Happily, it did the latter.  The conversation & company were certainly good; and, the “bike part” of it was wonderful.  It was great to be on a bike again and just enjoying myself.  No particular speed needed, no particular destination (we had a route in mind though), etc.  I didn’t once feel “tired” or “bored” or “ready to be done with this ride” as I sometimes have lately.  This feeling I refer to is different from the one cyclists commonly get at the end of a long ride:  “Let’s be done with this already”.  That’s normal and virtually everyone has that. In contrast, recently I’ve felt almost a dread about getting on the bike and just felt like I was going to do a “job”.  Classic burnout symptoms.  But I didn’t feel like this on this ride.

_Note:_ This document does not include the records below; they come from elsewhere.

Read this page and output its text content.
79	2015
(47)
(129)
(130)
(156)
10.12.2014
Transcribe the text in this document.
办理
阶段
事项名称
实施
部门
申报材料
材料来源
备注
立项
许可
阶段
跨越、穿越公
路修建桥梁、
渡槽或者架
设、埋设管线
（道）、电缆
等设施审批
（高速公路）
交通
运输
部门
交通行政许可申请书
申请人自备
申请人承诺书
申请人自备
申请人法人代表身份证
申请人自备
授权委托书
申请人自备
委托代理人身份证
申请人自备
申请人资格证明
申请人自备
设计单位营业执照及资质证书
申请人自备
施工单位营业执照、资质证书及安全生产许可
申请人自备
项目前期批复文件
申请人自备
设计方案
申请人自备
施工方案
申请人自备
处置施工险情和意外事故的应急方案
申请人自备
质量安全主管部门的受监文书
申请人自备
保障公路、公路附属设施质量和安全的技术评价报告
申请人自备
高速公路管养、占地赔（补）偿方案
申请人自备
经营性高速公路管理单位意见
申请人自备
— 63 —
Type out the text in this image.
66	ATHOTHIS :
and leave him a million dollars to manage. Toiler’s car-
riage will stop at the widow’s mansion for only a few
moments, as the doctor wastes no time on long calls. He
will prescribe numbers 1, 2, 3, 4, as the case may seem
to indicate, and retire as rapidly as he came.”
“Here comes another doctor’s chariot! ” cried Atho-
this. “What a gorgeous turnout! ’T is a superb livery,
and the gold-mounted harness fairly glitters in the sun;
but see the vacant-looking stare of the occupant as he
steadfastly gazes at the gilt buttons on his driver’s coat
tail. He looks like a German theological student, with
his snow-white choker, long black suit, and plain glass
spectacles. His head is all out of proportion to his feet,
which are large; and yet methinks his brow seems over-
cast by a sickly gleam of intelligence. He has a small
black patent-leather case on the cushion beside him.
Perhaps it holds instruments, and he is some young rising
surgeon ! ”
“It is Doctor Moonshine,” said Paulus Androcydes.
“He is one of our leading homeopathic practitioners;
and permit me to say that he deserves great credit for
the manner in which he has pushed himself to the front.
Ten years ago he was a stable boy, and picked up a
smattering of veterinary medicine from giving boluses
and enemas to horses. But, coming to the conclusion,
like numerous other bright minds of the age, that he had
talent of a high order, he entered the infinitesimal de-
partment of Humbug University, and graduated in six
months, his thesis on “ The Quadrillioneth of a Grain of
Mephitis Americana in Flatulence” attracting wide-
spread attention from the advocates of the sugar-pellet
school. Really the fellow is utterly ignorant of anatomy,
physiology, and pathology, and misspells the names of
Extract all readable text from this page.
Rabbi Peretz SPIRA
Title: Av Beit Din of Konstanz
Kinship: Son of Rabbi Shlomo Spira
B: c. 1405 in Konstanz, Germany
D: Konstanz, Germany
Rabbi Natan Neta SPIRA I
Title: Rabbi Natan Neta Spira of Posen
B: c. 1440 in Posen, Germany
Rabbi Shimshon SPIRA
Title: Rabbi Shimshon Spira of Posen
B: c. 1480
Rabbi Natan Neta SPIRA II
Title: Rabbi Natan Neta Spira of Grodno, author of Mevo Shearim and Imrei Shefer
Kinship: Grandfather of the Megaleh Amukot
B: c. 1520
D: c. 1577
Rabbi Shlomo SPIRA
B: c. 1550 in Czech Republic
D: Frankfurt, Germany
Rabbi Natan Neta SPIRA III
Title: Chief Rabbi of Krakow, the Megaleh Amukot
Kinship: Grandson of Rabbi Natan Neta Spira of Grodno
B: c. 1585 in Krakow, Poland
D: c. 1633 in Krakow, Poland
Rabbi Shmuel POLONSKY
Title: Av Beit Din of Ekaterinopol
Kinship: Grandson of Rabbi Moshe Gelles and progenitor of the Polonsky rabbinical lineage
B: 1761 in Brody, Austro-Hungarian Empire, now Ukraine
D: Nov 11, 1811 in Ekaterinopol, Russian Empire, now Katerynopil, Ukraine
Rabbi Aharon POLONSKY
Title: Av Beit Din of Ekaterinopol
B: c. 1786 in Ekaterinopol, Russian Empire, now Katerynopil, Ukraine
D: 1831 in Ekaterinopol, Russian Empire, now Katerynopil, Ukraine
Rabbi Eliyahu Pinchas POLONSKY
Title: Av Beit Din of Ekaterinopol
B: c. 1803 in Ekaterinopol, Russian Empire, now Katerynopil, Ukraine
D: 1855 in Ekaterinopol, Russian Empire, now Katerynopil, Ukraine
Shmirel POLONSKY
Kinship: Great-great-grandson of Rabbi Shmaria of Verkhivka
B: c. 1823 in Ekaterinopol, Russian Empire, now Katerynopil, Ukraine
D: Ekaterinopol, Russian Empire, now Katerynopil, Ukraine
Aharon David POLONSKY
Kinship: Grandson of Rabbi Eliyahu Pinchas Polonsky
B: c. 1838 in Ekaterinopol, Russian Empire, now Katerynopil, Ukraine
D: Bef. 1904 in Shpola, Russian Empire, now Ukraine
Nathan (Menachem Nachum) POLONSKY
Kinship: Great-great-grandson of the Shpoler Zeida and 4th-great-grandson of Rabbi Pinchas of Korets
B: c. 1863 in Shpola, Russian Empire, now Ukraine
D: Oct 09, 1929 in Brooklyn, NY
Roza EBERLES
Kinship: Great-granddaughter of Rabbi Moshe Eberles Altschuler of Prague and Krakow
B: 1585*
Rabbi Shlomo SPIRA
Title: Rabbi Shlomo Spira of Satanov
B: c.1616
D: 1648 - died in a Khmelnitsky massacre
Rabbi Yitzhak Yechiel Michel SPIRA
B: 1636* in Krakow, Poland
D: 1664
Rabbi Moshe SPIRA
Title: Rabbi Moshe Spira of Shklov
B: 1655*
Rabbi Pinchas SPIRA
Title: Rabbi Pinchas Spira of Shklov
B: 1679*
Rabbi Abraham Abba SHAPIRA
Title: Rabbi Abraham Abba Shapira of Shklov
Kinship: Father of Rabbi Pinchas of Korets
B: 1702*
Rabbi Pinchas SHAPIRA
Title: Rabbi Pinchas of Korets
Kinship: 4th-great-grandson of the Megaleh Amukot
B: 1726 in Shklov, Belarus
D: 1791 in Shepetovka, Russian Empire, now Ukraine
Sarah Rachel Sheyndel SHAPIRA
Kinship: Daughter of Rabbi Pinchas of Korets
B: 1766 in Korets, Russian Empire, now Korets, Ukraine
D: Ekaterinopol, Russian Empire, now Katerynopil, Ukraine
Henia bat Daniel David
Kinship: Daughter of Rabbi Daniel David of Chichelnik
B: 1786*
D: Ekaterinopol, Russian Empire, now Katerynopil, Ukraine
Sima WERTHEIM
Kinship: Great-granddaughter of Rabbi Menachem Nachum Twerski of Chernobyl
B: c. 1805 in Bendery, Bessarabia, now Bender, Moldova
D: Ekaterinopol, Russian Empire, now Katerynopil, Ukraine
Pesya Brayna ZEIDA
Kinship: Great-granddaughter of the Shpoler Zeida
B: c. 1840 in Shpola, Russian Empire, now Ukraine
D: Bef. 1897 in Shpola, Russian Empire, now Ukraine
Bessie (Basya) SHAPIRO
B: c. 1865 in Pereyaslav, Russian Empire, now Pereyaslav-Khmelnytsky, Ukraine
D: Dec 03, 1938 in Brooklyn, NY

After arriving back in town and with him splitting off for home, I gave some serious thought to tacking on another X miles with one of my local routes.  Maybe north to the “LeLoup Loop”.  Maybe south to Princeton on 59 Highway and back.  Maybe the “Tour de Penland” on Old 50 Highway to JB Highway. Maybe the PS Trail.  However, I made a studied choice to end the ride there, and now I am really glad I did. I did so not because I wasn’t physically ready to add that extra mileage or because I “dreaded” it as I have recently; but because I remember the feeling from early in my bike riding days of “leave ’em wanting more”, the old entertainers’ advice.  That is, at the end of a bike ride I like feeling like I COULD go on, WANT to go on…but that there’s tomorrow and let’s tackle it then.  That’s the kind of feeling that drives a person back to an activity.  Lately I’ve been feeling quite “full”; “sated” from bike rides.  The opposite of wanting more.

In this analysis the skeptic might see a glimmer of cause for concern.  That is, when I do ramp back up again, won’t I just feel “full” again and therefore be back here again?  A valid concern, I tell my worrying self; but I feel pretty strongly that part of the reason for the “full” feeling is fitness related.  That is, I’ve been on several rides lately that pushed the edge of my physical ability at the time. That physical ability was largely betrayed or handicapped – handcuffed – by poor eating habits, my old demon. Put another way, when I am eating really well and clean and staying active, I don’t really feel this “ok, this is plenty enough” feeling at the end of a ride, because I still feel like I can go on.  So, that’s the feeling that must be pursued.  And that is accomplished through a combination of riding, continuing to push your skills and your ability, and – critical element – keeping the faith with eating and giving yourself every  opportunity to truly enjoy each ride instead of feeling like you’re battling something.

This post has rambled on long enough, but I trust the highlights are clear to others and to myself.  I’m excited to realize that I don’t feel I am yet “done” with the bike.  There’s still goals I want to reach and there’s still fun to be had.  It’s important to keep both in focus, and the best means to do that is to continue improving my overall fitness through exercise and eating.  That’s really what it comes down to.